Pure dynamic casts?

Steven Schveighoffer schveiguy at yahoo.com
Tue Sep 22 17:48:28 PDT 2009


On Tue, 22 Sep 2009 17:56:46 -0400, Jarrett Billingsley  
<jarrett.billingsley at gmail.com> wrote:

> On Tue, Sep 22, 2009 at 4:13 PM, Steven Schveighoffer
> <schveiguy at yahoo.com> wrote:
>>> Dynamic downcasts do usually indicate a weakness in the design. But an
>>> even more fundamental matter of style is to not repeat yourself. You
>>> don't use "x + y" if you need the sum of x and y in ten places; you do
>>> "sum = x + y" and then use "sum." The same applies here. You're not
>>> just working around a deficiency in the compiler, you're saving
>>> yourself work later if you need to change all those values, and you're
>>> giving it some kind of semantic attachment by putting it in a named
>>> location.
>>
>> What if x and y are possibly changing in between calls to x + y?
>>
>> I'm thinking of a situation where o *might* be changing, but also might  
>> not,
>> the compiler could do some optimization to avoid the dynamic-cast calls  
>> in
>> the cases where it doesn't change.  These would be hard to code  
>> manually.
>>  My understanding of pure function benefits (and it's not that great) is
>> that you can express yourself how you want and the compiler fixes your  
>> code
>> to be more optimized knowing it can avoid calls.
>
> Realistically, how often is this going to come up? Why the hell are we
> looking at what amounts to CSEE on a rarely-used construct when there
> are far more important performance issues?

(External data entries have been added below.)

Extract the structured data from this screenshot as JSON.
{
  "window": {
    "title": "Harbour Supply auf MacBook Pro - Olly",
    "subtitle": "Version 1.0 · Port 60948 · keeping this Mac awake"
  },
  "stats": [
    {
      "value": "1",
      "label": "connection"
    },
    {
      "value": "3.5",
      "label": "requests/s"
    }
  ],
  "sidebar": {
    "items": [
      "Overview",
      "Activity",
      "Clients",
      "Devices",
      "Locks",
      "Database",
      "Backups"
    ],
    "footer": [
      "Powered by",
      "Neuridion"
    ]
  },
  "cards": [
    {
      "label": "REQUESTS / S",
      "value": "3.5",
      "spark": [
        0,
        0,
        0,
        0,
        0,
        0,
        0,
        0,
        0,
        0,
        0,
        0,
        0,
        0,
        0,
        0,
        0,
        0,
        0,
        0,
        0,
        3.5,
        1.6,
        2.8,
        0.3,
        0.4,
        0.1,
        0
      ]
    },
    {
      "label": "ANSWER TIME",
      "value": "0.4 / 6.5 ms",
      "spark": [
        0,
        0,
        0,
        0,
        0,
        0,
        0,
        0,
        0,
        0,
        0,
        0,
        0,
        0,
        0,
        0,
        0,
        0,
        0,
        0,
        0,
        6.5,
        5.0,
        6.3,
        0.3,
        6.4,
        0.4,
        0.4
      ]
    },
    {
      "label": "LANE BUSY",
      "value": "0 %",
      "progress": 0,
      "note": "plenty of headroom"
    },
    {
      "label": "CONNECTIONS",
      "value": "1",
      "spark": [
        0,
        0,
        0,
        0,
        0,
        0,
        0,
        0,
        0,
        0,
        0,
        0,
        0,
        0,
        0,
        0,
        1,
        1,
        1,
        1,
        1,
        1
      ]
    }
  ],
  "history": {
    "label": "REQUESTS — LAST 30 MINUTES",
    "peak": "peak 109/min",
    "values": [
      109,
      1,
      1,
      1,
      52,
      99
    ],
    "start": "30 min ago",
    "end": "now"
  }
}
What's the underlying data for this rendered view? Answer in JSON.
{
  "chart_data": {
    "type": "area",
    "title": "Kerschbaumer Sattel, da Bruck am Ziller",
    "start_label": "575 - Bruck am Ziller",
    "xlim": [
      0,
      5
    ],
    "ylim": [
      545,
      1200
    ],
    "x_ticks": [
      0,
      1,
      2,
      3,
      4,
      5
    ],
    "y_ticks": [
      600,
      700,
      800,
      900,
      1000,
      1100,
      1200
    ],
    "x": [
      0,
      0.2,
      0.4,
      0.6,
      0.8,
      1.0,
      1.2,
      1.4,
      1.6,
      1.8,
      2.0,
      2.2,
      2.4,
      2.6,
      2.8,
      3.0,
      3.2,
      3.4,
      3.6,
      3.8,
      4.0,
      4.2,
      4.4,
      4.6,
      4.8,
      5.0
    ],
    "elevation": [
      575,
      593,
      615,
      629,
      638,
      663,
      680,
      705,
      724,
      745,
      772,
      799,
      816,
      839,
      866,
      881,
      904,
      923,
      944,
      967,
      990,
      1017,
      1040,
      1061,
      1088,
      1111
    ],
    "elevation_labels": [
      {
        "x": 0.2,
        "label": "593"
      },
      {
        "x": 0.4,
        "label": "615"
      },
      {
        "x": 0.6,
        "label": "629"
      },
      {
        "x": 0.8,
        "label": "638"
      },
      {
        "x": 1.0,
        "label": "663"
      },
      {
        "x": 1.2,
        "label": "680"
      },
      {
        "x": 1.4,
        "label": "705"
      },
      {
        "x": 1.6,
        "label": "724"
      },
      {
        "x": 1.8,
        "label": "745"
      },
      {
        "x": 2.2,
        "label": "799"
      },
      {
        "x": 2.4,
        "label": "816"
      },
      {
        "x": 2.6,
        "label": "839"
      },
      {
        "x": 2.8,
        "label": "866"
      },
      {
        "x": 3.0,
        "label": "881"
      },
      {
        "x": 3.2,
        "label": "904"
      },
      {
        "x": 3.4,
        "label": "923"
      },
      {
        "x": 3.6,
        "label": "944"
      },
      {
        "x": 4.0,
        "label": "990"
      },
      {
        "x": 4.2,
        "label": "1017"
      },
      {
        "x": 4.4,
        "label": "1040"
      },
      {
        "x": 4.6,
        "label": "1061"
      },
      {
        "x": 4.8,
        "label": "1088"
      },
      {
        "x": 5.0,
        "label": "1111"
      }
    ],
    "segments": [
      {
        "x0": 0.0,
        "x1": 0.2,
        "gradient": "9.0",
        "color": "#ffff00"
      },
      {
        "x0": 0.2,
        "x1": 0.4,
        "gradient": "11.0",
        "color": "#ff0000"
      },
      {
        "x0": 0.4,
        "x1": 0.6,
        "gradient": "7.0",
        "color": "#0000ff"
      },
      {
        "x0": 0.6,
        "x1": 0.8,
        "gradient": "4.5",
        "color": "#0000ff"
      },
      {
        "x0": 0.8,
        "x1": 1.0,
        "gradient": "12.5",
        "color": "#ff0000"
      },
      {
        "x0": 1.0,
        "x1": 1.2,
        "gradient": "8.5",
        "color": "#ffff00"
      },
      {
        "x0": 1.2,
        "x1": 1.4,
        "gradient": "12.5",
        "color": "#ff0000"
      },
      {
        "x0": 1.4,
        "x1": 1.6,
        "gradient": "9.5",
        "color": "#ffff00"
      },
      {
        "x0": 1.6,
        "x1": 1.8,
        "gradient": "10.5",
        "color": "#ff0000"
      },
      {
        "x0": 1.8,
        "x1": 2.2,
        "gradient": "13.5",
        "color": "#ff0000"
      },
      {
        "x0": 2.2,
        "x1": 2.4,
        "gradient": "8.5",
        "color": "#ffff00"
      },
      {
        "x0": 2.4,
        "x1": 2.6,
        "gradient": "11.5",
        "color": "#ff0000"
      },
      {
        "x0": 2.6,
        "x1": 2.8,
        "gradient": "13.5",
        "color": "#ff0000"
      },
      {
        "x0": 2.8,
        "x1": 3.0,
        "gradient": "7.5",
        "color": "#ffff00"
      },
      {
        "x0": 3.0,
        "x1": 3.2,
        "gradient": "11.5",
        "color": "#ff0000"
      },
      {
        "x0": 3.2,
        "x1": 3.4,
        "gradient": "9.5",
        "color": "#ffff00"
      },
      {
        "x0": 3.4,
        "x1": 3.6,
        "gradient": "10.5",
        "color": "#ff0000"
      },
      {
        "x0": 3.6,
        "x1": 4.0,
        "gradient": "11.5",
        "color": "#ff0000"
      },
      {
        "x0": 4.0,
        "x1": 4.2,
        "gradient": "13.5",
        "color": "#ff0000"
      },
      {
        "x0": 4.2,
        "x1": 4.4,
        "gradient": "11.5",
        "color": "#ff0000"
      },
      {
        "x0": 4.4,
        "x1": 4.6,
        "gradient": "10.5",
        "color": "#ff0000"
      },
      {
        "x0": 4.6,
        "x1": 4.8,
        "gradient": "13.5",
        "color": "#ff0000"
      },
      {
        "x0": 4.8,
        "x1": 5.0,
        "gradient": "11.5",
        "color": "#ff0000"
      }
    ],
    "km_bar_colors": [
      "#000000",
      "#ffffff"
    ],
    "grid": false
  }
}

I understand wanting to
> solve this problem for pedagogical reasons, but practically, I don't
> see the benefit.

Why have pure functions at all?  Seriously, all pure function reorderings  
and reuse can be rewritten by human optimization.  If we aren't going to  
look for places that pure functions can help optimize, why add them to the  
language, it seems more trouble than its worth?

If all it takes to optimize dynamic casts is to put pure on the function  
signature, have we wasted that much time?